Si passa dalla Passione di Giovanna d’Arco di Dreyer, in cui prevale più l’aspetto filosofico che quello religioso, al pasoliniano Teorema che contiene contenuti mistici ed interreligiosi per passare poi ai più recenti e sottovalutati Minority Report e Matrix.
Pasolini aveva una grandissima sensibilità figurativa tanto che alcuni privilegiano le sue espressioni cinematografiche a quelle poetiche e di scrittore. Questo aspetto raggiunge il suo apice nella rappresentazione cinematografica del Vangelo Secondo Matteo in cui si ha un attenta esplorazione del volto umano. Il film ambientato nel Mediterraneo più interno ha certo trovato un valido supporto nell’indubbio spessore letterario”del testo evangelico. Pasolini d’altra parte mise del suo nella “fiction” cinematografica, inserendo la sua stessa genitrice nel film dandole appunto il volto della Madonna e non il volto di una giovane come nell’effige michelangiolesca.

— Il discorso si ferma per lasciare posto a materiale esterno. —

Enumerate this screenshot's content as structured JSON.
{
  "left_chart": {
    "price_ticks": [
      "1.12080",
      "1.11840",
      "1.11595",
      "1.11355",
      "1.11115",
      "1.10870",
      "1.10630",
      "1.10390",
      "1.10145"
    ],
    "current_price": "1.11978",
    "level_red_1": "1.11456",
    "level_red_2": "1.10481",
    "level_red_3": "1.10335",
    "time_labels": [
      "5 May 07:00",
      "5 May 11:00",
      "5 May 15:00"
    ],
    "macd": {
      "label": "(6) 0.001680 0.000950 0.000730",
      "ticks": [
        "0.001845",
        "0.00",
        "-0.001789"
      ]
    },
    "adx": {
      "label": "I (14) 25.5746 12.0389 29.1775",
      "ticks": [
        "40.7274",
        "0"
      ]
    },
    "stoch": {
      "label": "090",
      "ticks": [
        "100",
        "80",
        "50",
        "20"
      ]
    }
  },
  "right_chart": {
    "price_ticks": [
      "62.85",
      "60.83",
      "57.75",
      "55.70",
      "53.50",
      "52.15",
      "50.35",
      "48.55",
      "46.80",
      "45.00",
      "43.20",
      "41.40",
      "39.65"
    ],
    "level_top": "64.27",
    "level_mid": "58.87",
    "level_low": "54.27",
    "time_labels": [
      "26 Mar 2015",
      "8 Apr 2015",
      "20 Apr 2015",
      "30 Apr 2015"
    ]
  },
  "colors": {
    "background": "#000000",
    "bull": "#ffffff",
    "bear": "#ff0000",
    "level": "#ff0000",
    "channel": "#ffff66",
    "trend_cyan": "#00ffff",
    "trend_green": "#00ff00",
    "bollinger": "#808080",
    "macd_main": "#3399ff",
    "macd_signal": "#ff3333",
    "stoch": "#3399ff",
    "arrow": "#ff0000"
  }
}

Il visitatore di Teorema rimanda invece al primo poema epico della storia dell’umanità, poi denominato Epopea di Gilgameš. Egli sembra provenire da una sorta di Iperuranio e alcuni assimilano la sua figura a quella di Dioniso che nel film con la sua presenza scardina l’equilibrio della vita di tutti, sia i borghesi che la cameriera impersonata da Laura Betti che diviene una santa. Ma i risultati in questo caso risultano apparentemente diversi; solamente la esponente della cultura contadina, quale è la cameriera che proviene da quel mondo autentico e forte nei sentimenti recepisce il messaggio del visitatore; la splendida Silvana Mangano che interpreta il ruolo della moglie prostituisce invece il proprio corpo senza alcun ricavo.

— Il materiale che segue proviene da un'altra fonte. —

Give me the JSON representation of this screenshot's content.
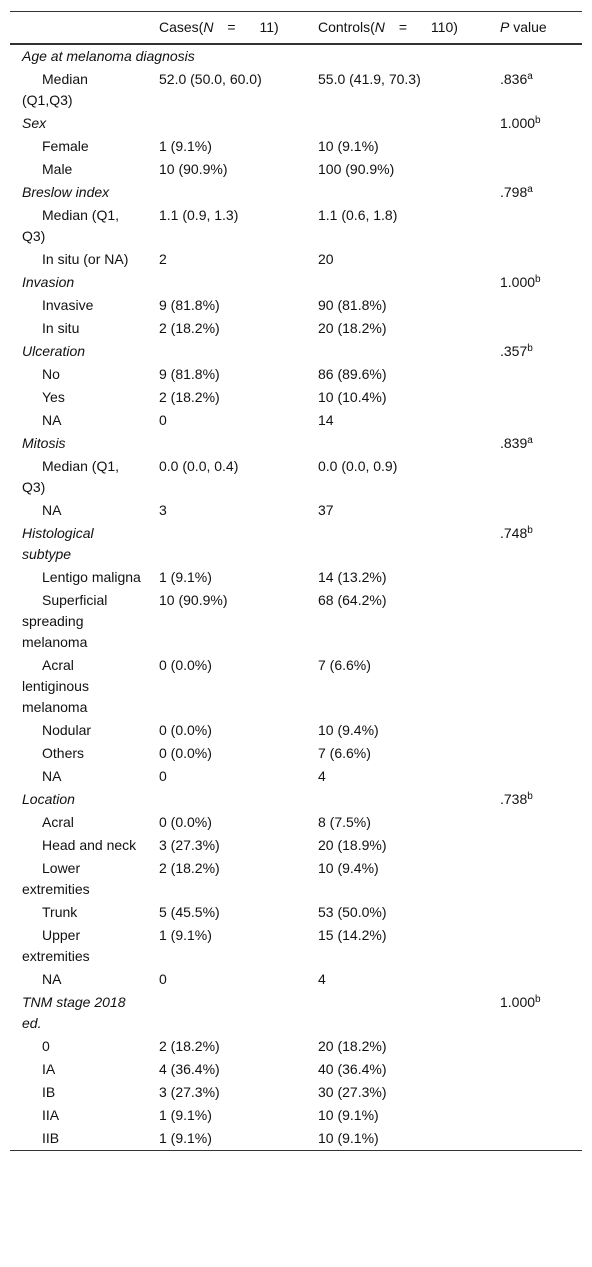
{
  "table": {
    "header": {
      "cases": {
        "pre": "Cases(",
        "var": "N",
        "eq": "=",
        "n": "11)"
      },
      "controls": {
        "pre": "Controls(",
        "var": "N",
        "eq": "=",
        "n": "110)"
      },
      "p": {
        "var": "P",
        "post": " value"
      }
    },
    "groups": [
      {
        "title": "Age at melanoma diagnosis",
        "rows": [
          {
            "label": "Median (Q1,Q3)",
            "cases": "52.0 (50.0, 60.0)",
            "controls": "55.0 (41.9, 70.3)",
            "p": ".836",
            "p_note": "a"
          }
        ]
      },
      {
        "title": "Sex",
        "p": "1.000",
        "p_note": "b",
        "rows": [
          {
            "label": "Female",
            "cases": "1 (9.1%)",
            "controls": "10 (9.1%)"
          },
          {
            "label": "Male",
            "cases": "10 (90.9%)",
            "controls": "100 (90.9%)"
          }
        ]
      },
      {
        "title": "Breslow index",
        "p": ".798",
        "p_note": "a",
        "rows": [
          {
            "label": "Median (Q1, Q3)",
            "cases": "1.1 (0.9, 1.3)",
            "controls": "1.1 (0.6, 1.8)"
          },
          {
            "label": "In situ (or NA)",
            "cases": "2",
            "controls": "20"
          }
        ]
      },
      {
        "title": "Invasion",
        "p": "1.000",
        "p_note": "b",
        "rows": [
          {
            "label": "Invasive",
            "cases": "9 (81.8%)",
            "controls": "90 (81.8%)"
          },
          {
            "label": "In situ",
            "cases": "2 (18.2%)",
            "controls": "20 (18.2%)"
          }
        ]
      },
      {
        "title": "Ulceration",
        "p": ".357",
        "p_note": "b",
        "rows": [
          {
            "label": "No",
            "cases": "9 (81.8%)",
            "controls": "86 (89.6%)"
          },
          {
            "label": "Yes",
            "cases": "2 (18.2%)",
            "controls": "10 (10.4%)"
          },
          {
            "label": "NA",
            "cases": "0",
            "controls": "14"
          }
        ]
      },
      {
        "title": "Mitosis",
        "p": ".839",
        "p_note": "a",
        "rows": [
          {
            "label": "Median (Q1, Q3)",
            "cases": "0.0 (0.0, 0.4)",
            "controls": "0.0 (0.0, 0.9)"
          },
          {
            "label": "NA",
            "cases": "3",
            "controls": "37"
          }
        ]
      },
      {
        "title": "Histological subtype",
        "p": ".748",
        "p_note": "b",
        "rows": [
          {
            "label": "Lentigo maligna",
            "cases": "1 (9.1%)",
            "controls": "14 (13.2%)"
          },
          {
            "label": "Superficial spreading melanoma",
            "cases": "10 (90.9%)",
            "controls": "68 (64.2%)"
          },
          {
            "label": "Acral lentiginous melanoma",
            "cases": "0 (0.0%)",
            "controls": "7 (6.6%)"
          },
          {
            "label": "Nodular",
            "cases": "0 (0.0%)",
            "controls": "10 (9.4%)"
          },
          {
            "label": "Others",
            "cases": "0 (0.0%)",
            "controls": "7 (6.6%)"
          },
          {
            "label": "NA",
            "cases": "0",
            "controls": "4"
          }
        ]
      },
      {
        "title": "Location",
        "p": ".738",
        "p_note": "b",
        "rows": [
          {
            "label": "Acral",
            "cases": "0 (0.0%)",
            "controls": "8 (7.5%)"
          },
          {
            "label": "Head and neck",
            "cases": "3 (27.3%)",
            "controls": "20 (18.9%)"
          },
          {
            "label": "Lower extremities",
            "cases": "2 (18.2%)",
            "controls": "10 (9.4%)"
          },
          {
            "label": "Trunk",
            "cases": "5 (45.5%)",
            "controls": "53 (50.0%)"
          },
          {
            "label": "Upper extremities",
            "cases": "1 (9.1%)",
            "controls": "15 (14.2%)"
          },
          {
            "label": "NA",
            "cases": "0",
            "controls": "4"
          }
        ]
      },
      {
        "title": "TNM stage 2018 ed.",
        "p": "1.000",
        "p_note": "b",
        "rows": [
          {
            "label": "0",
            "cases": "2 (18.2%)",
            "controls": "20 (18.2%)"
          },
          {
            "label": "IA",
            "cases": "4 (36.4%)",
            "controls": "40 (36.4%)"
          },
          {
            "label": "IB",
            "cases": "3 (27.3%)",
            "controls": "30 (27.3%)"
          },
          {
            "label": "IIA",
            "cases": "1 (9.1%)",
            "controls": "10 (9.1%)"
          },
          {
            "label": "IIB",
            "cases": "1 (9.1%)",
            "controls": "10 (9.1%)"
          }
        ]
      }
    ]
  }
}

L’A. rapporta quello che avviene in Teorema ai miti dell’antichità e alle tragedie greche come le Baccanti dove l’intervento di uno “ straniero” rompe gli schemi e modelli interni della convivenza familiare. Il suddetto intervento di un personaggio esterno unitamente a quello del viaggio, si ripropone pure in altri film quali “Il posto delle fragole”ed “Il Settimo Sigillo.

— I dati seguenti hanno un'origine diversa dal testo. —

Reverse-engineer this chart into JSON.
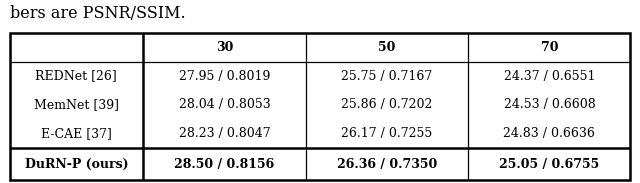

Dead Poets Society è un altro film preso in esame ed anche qui assistiamo all’arrivo di uno straniero, un” diverso” che spezza gli equilibri, in specie l’irreggimentato stuolo di studenti della sua classe ma a differenza di Teorema non è presente l’elemento socialista che si in personificava nella cameriera.
Gli studenti dell’"Attimo Fuggente" si ripiegano invece su se stessi, sembrano vivere in un mondo staccato dalla realtà essendo quello rappresentato il periodo della contestazione giovanile. L.A. riscontra in questa opera cinematografica elementi che rimandano alle tragedie di Euripide in particolare al Penteo delle Baccanti ed ai riti dionisiaci.
Matrix rimanda invece al tema filosofico dell’illusione totale dell’esistenza, al mito della caverna di Platone ed al dualismo cartesiano.